How to verify atomic operations on multithreaded and multicore platforms in C?

Question

I am trying to understand the atomic operations, and I have prepared the sample code below. But I am getting the same result - 150 - when I define one of these conditional compilation flags - MUTEX, ATOMIC and NONE.

How can I verify inter-threaded arithmetic operations are working properly?

My pc is "2.6.35-30-generic #61-Ubuntu SMP x86_64 GNU/Linux" and it has 4 cores.

#include <stdio.h>
#include <stdlib.h>
#include <stdint.h>
#include <pthread.h>
#include <sys/types.h>

#define THREAD_NUM 10
#define INC_NUM 15

//#define MUTEX
#define ATOMIC
//#define NONE

volatile int g_counter = 0;


void *thread_func(void *ptr);
pthread_mutex_t thread_mutex = PTHREAD_MUTEX_INITIALIZER;

int main(int argc ,char **argv) {

    pthread_t thread[THREAD_NUM];

    int  iret[THREAD_NUM];
    int nt;
    for (nt = 0; nt<THREAD_NUM; nt++)
        iret[nt] = pthread_create( &thread[nt], NULL, thread_func, NULL);

    for (nt = 0; nt<THREAD_NUM; nt++)
        pthread_join(thread[nt], NULL);

    printf("counter val = %d\n", g_counter);
    return 0;
}


void *thread_func(void *ptr) {
    int cnt;
    for (cnt = 0; cnt<INC_NUM; cnt++) {
#ifdef MUTEX
        pthread_mutex_lock( &thread_mutex );
        g_counter++;
        pthread_mutex_unlock(&thread_mutex);
#endif
#ifdef ATOMIC
        __sync_fetch_and_add(&g_counter, 1);
#endif
#ifdef NONE
        g_counter++;
#endif
    }

    return NULL;
}

Answer 1

When I ran your code with INC_NUM of 100000, I got significantly differing values -- with NONE defined, the sum was never the correct value of 1000000. Your INC_NUM value is too small.

There was no difference between MUTEX and ATOMIC, (nor should there be, of course), although I assume there will be performance differences.

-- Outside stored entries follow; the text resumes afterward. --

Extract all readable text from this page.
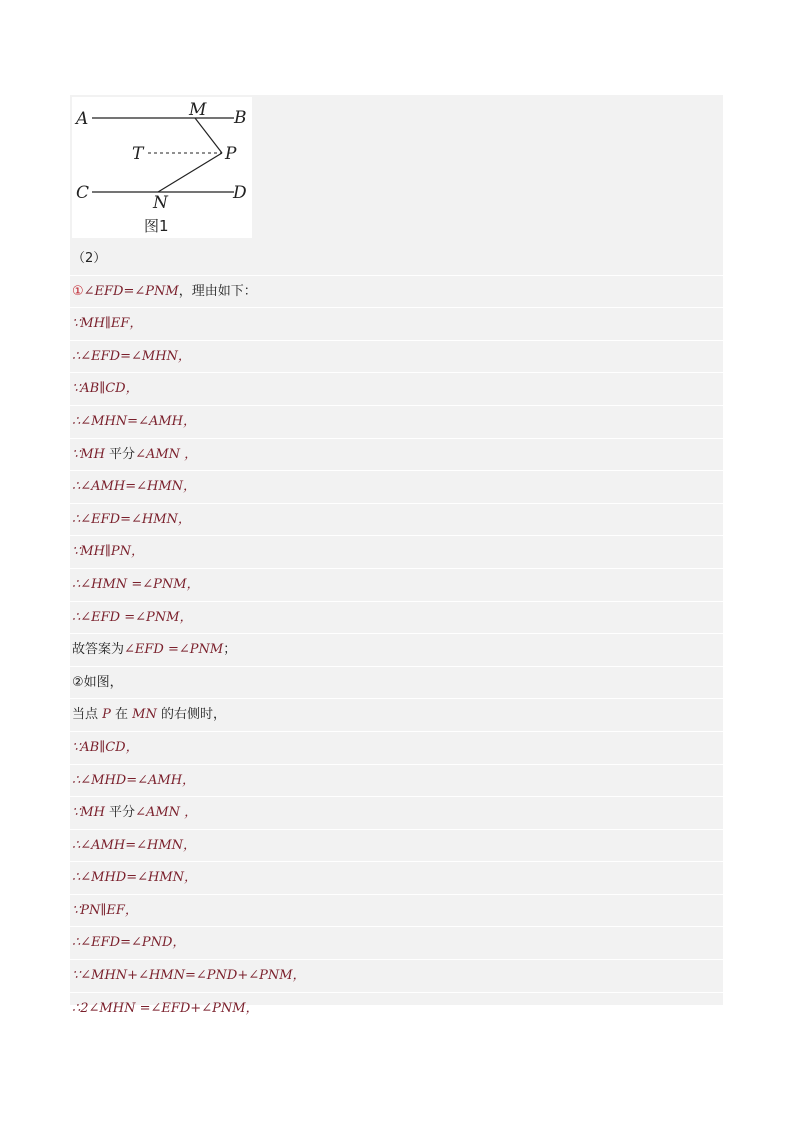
A	M B
T	P
C	N	D
图1
（2）
①∠EFD=∠PNM，理由如下：
∵MH∥EF，
∴∠EFD=∠MHN，
∵AB∥CD，
∴∠MHN=∠AMH，
∵MH 平分∠AMN ，
∴∠AMH=∠HMN，
∴∠EFD=∠HMN，
∵MH∥PN，
∴∠HMN =∠PNM，
∴∠EFD =∠PNM，
故答案为∠EFD =∠PNM；
②如图，
当点 P 在 MN 的右侧时，
∵AB∥CD，
∴∠MHD=∠AMH，
∵MH 平分∠AMN ，
∴∠AMH=∠HMN，
∴∠MHD=∠HMN，
∵PN∥EF，
∴∠EFD=∠PND，
∵∠MHN+∠HMN=∠PND+∠PNM，
∴2∠MHN =∠EFD+∠PNM，
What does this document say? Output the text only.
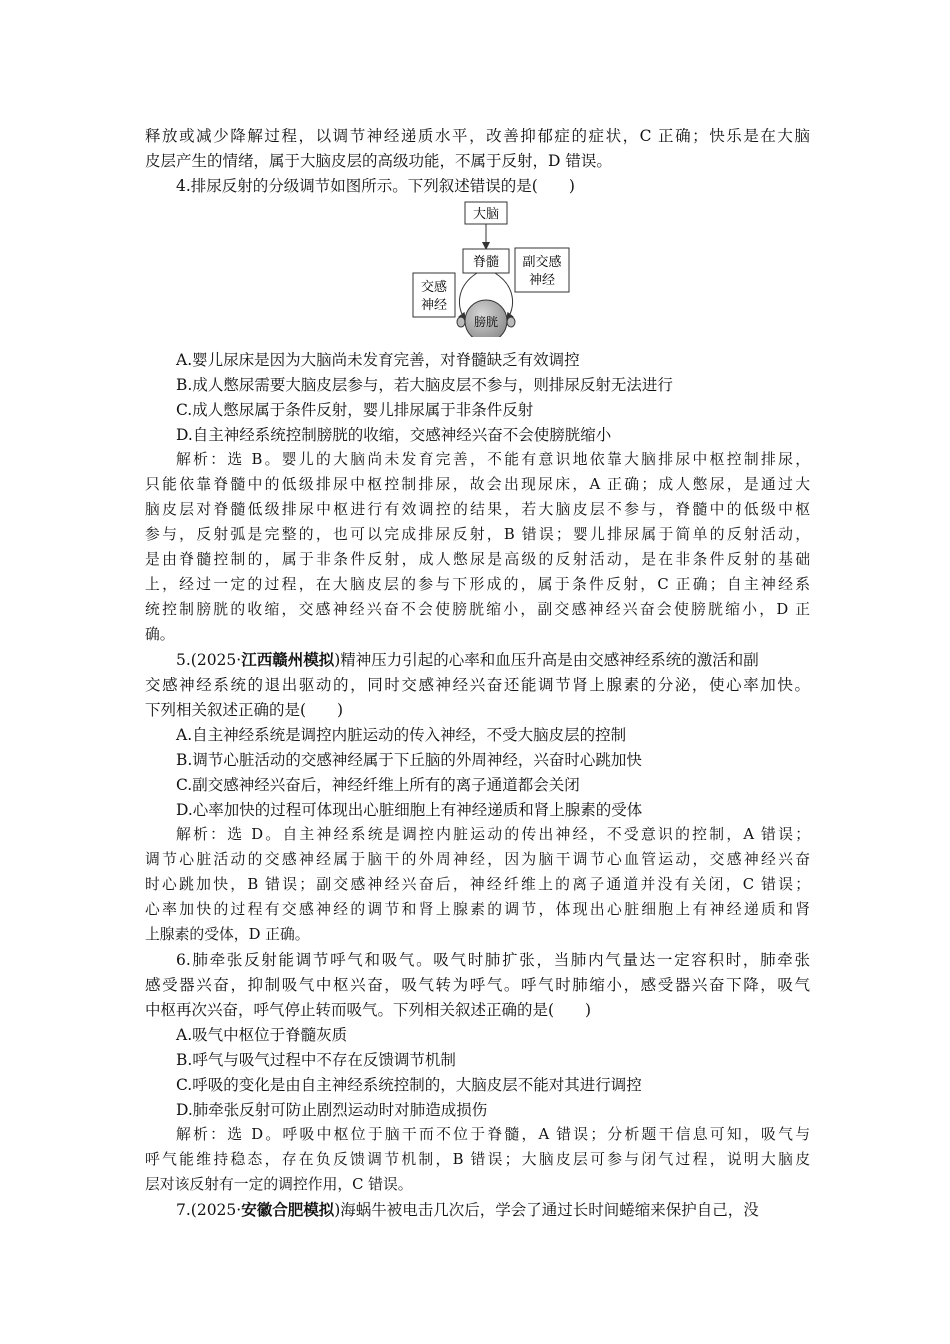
释放或减少降解过程，以调节神经递质水平，改善抑郁症的症状，C 正确；快乐是在大脑
皮层产生的情绪，属于大脑皮层的高级功能，不属于反射，D 错误。
4.排尿反射的分级调节如图所示。下列叙述错误的是(　　)
大脑
脊髓 副交感
神经
交感
神经
膀胱
A.婴儿尿床是因为大脑尚未发育完善，对脊髓缺乏有效调控
B.成人憋尿需要大脑皮层参与，若大脑皮层不参与，则排尿反射无法进行
C.成人憋尿属于条件反射，婴儿排尿属于非条件反射
D.自主神经系统控制膀胱的收缩，交感神经兴奋不会使膀胱缩小
解析：选 B。婴儿的大脑尚未发育完善，不能有意识地依靠大脑排尿中枢控制排尿，
只能依靠脊髓中的低级排尿中枢控制排尿，故会出现尿床，A 正确；成人憋尿，是通过大
脑皮层对脊髓低级排尿中枢进行有效调控的结果，若大脑皮层不参与，脊髓中的低级中枢
参与，反射弧是完整的，也可以完成排尿反射，B 错误；婴儿排尿属于简单的反射活动，
是由脊髓控制的，属于非条件反射，成人憋尿是高级的反射活动，是在非条件反射的基础
上，经过一定的过程，在大脑皮层的参与下形成的，属于条件反射，C 正确；自主神经系
统控制膀胱的收缩，交感神经兴奋不会使膀胱缩小，副交感神经兴奋会使膀胱缩小，D 正
确。
5.(2025·江西赣州模拟)精神压力引起的心率和血压升高是由交感神经系统的激活和副
交感神经系统的退出驱动的，同时交感神经兴奋还能调节肾上腺素的分泌，使心率加快。
下列相关叙述正确的是(　　)
A.自主神经系统是调控内脏运动的传入神经，不受大脑皮层的控制
B.调节心脏活动的交感神经属于下丘脑的外周神经，兴奋时心跳加快
C.副交感神经兴奋后，神经纤维上所有的离子通道都会关闭
D.心率加快的过程可体现出心脏细胞上有神经递质和肾上腺素的受体
解析：选 D。自主神经系统是调控内脏运动的传出神经，不受意识的控制，A 错误；
调节心脏活动的交感神经属于脑干的外周神经，因为脑干调节心血管运动，交感神经兴奋
时心跳加快，B 错误；副交感神经兴奋后，神经纤维上的离子通道并没有关闭，C 错误；
心率加快的过程有交感神经的调节和肾上腺素的调节，体现出心脏细胞上有神经递质和肾
上腺素的受体，D 正确。
6.肺牵张反射能调节呼气和吸气。吸气时肺扩张，当肺内气量达一定容积时，肺牵张
感受器兴奋，抑制吸气中枢兴奋，吸气转为呼气。呼气时肺缩小，感受器兴奋下降，吸气
中枢再次兴奋，呼气停止转而吸气。下列相关叙述正确的是(　　)
A.吸气中枢位于脊髓灰质
B.呼气与吸气过程中不存在反馈调节机制
C.呼吸的变化是由自主神经系统控制的，大脑皮层不能对其进行调控
D.肺牵张反射可防止剧烈运动时对肺造成损伤
解析：选 D。呼吸中枢位于脑干而不位于脊髓，A 错误；分析题干信息可知，吸气与
呼气能维持稳态，存在负反馈调节机制，B 错误；大脑皮层可参与闭气过程，说明大脑皮
层对该反射有一定的调控作用，C 错误。
7.(2025·安徽合肥模拟)海蜗牛被电击几次后，学会了通过长时间蜷缩来保护自己，没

You might find it informative to modify your code to show the order in which threads start and finish, as below:

#include <stdio.h>
#include <stdlib.h>
#include <stdint.h>
#include <pthread.h>
#include <sys/types.h>

#define THREAD_NUM 10
#define INC_NUM 100000

//#define MUTEX
//  #define ATOMIC
#define NONE

volatile int g_counter = 0;


void *thread_func(void *ptr);
pthread_mutex_t thread_mutex = PTHREAD_MUTEX_INITIALIZER;

int main(int argc ,char **argv) {

    pthread_t thread[THREAD_NUM];

    int  iret[THREAD_NUM];
    int nt;
    for (nt = 0; nt<THREAD_NUM; nt++)
        iret[nt] = pthread_create( &thread[nt], NULL, thread_func, (void *)nt);

    for (nt = 0; nt<THREAD_NUM; nt++)
        pthread_join(thread[nt], NULL);

    printf("counter val = %d\n", g_counter);
    return 0;
}


void *thread_func(void *ptr) {
    int cnt;
    printf("Thread %d started.\n", (int)ptr);
    for (cnt = 0; cnt<INC_NUM; cnt++) {
#ifdef MUTEX
        pthread_mutex_lock( &thread_mutex );
        g_counter++;
        pthread_mutex_unlock(&thread_mutex);
#endif
#ifdef ATOMIC
        __sync_fetch_and_add(&g_counter, 1);
#endif
#ifdef NONE
        g_counter++;
#endif
    }
    printf("Thread %d finished.\n", (int)ptr);

    return NULL;
}

Answer 2

The loop needs to be larger than 150! try 1,000,000.